I just cannot see the good in people anymore and if I think I should try, then I think I will be taken advantage of somehow.
I almost forgot. When I first started, people would suggest Metta (loving-kindness) as an antidote to anger. I had to laugh when that was brought up
At that point in my study, simple Buddhist morality was sometimes a challenge. There wasn't a Sangha anywhere near, much less a teacher. I wouldn't have trusted a teacher anyway, due to a number of past experiences I was still carrying around.
It wasn't long though until some things began to sink in.
Everyone is just trying to be happy in their own way. I could wish them well in that, so long as they weren't trying to rip me. And no one has ever said that I'd just have to stand still and let someone abuse me.
I heard the Dalai Lama say that his religion is kindness - I could work at simply being kind, doing no harm, etc.
As I began to understand some of these things, Metta meditation began to make more sense. Because I had suffered, I felt more compassion for people who are still suffering. I appreciated kindness from others, so I understood how sharing my kindness was possible. Joy for others wasn't hard either. Greeting each and every thing equally, equanimity, is a work in progress
As I experienced some cessation of suffering, I began to really believe more of what I encountered in the Dhamma.

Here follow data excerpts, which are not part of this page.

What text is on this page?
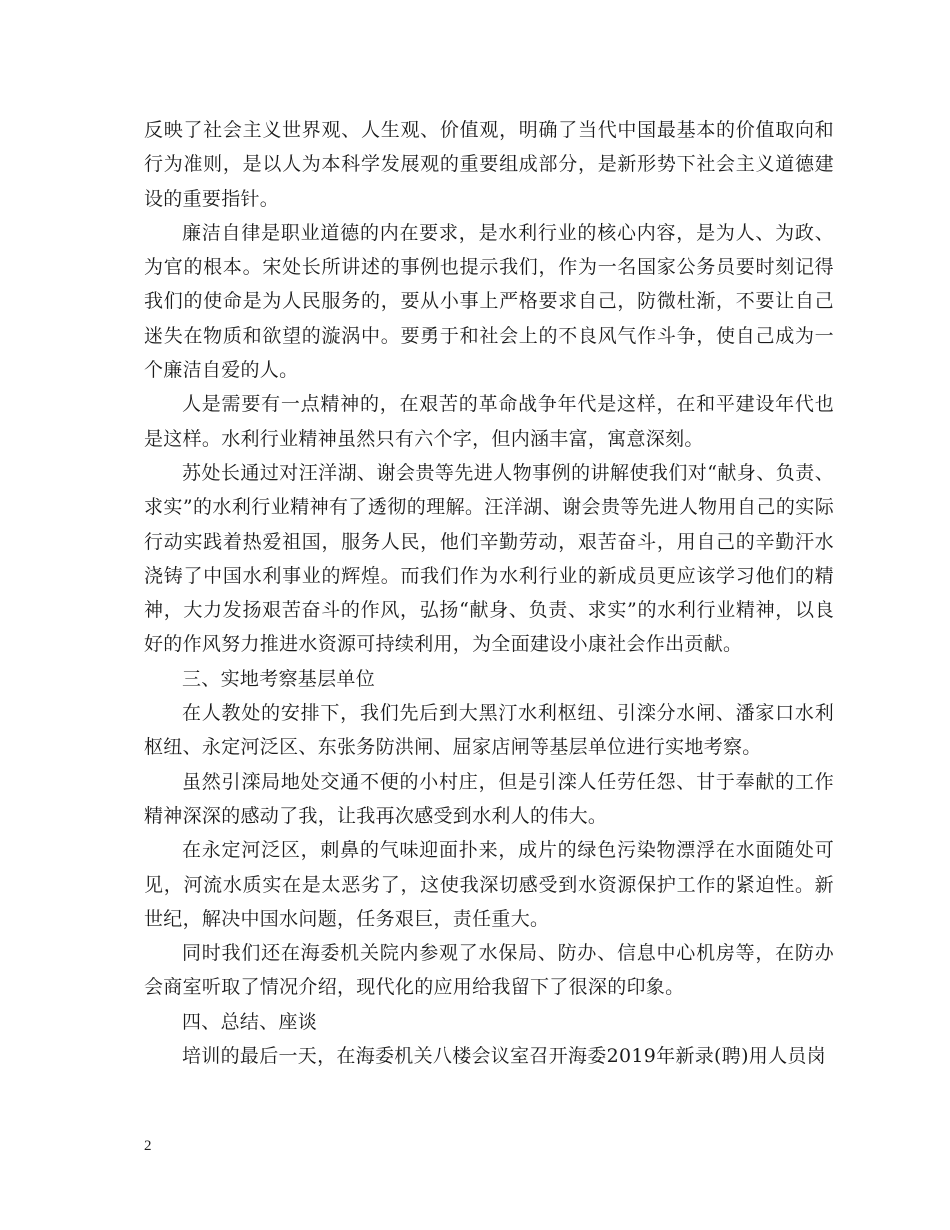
反映了社会主义世界观、人生观、价值观，明确了当代中国最基本的价值取向和行为准则，是以人为本科学发展观的重要组成部分，是新形势下社会主义道德建设的重要指针。

廉洁自律是职业道德的内在要求，是水利行业的核心内容，是为人、为政、为官的根本。宋处长所讲述的事例也提示我们，作为一名国家公务员要时刻记得我们的使命是为人民服务的，要从小事上严格要求自己，防微杜渐，不要让自己迷失在物质和欲望的漩涡中。要勇于和社会上的不良风气作斗争，使自己成为一个廉洁自爱的人。

人是需要有一点精神的，在艰苦的革命战争年代是这样，在和平建设年代也是这样。水利行业精神虽然只有六个字，但内涵丰富，寓意深刻。

苏处长通过对汪洋湖、谢会贵等先进人物事例的讲解使我们对“献身、负责、求实”的水利行业精神有了透彻的理解。汪洋湖、谢会贵等先进人物用自己的实际行动实践着热爱祖国，服务人民，他们辛勤劳动，艰苦奋斗，用自己的辛勤汗水浇铸了中国水利事业的辉煌。而我们作为水利行业的新成员更应该学习他们的精神，大力发扬艰苦奋斗的作风，弘扬“献身、负责、求实”的水利行业精神，以良好的作风努力推进水资源可持续利用，为全面建设小康社会作出贡献。

三、实地考察基层单位

在人教处的安排下，我们先后到大黑汀水利枢纽、引滦分水闸、潘家口水利枢纽、永定河泛区、东张务防洪闸、屈家店闸等基层单位进行实地考察。

虽然引滦局地处交通不便的小村庄，但是引滦人任劳任怨、甘于奉献的工作精神深深的感动了我，让我再次感受到水利人的伟大。

在永定河泛区，刺鼻的气味迎面扑来，成片的绿色污染物漂浮在水面随处可见，河流水质实在是太恶劣了，这使我深切感受到水资源保护工作的紧迫性。新世纪，解决中国水问题，任务艰巨，责任重大。

同时我们还在海委机关院内参观了水保局、防办、信息中心机房等，在防办会商室听取了情况介绍，现代化的应用给我留下了很深的印象。

四、总结、座谈

培训的最后一天，在海委机关八楼会议室召开海委2019年新录(聘)用人员岗

2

Over time, and with practice (the crucial point), I no longer automatically
saw everyone as some kind of potential threat until proven otherwise. It isn't gone, just watered down a lot. I also learned that I couldn't lose anything that was empty. If someone called me a %#@#$$, what did I lose or gain? If I looked at "I, me, mine," with that same view of emptiness, did "MY reputation" suffer? Did "MY self esteem" take a nose dive? How dare they interfere with MY view or MY schedule? Don't they know that "I" come first? When I encountered Buddhism, that all began to change....I don't come first anymore, by choice. "I/ME/MY" are no longer the measure of all things.
I'm not good at this yet, mind you. For me, progress goes from the most gross experiences, bit by bit, to more subtle levels. In time, maybe I'll get to the bottom, but I truthfully don't have that much time left.
BTW, if it's relationships with women that are highest on your list, maybe the Brahma Viharas are a good shopping list?? Looking for ladies that are loving-kind, compassionate, joyful for others and meet the world with equanimity, may seem hard to find. But you don't find what you don't look for. Other suggestions above about counseling help with those relationships appear to be good ones, too, IMHO
Please remember that I have nothing to teach - these are just my experiences and your milage may vary. I share in hopes that others may find something useful, and that they will share too.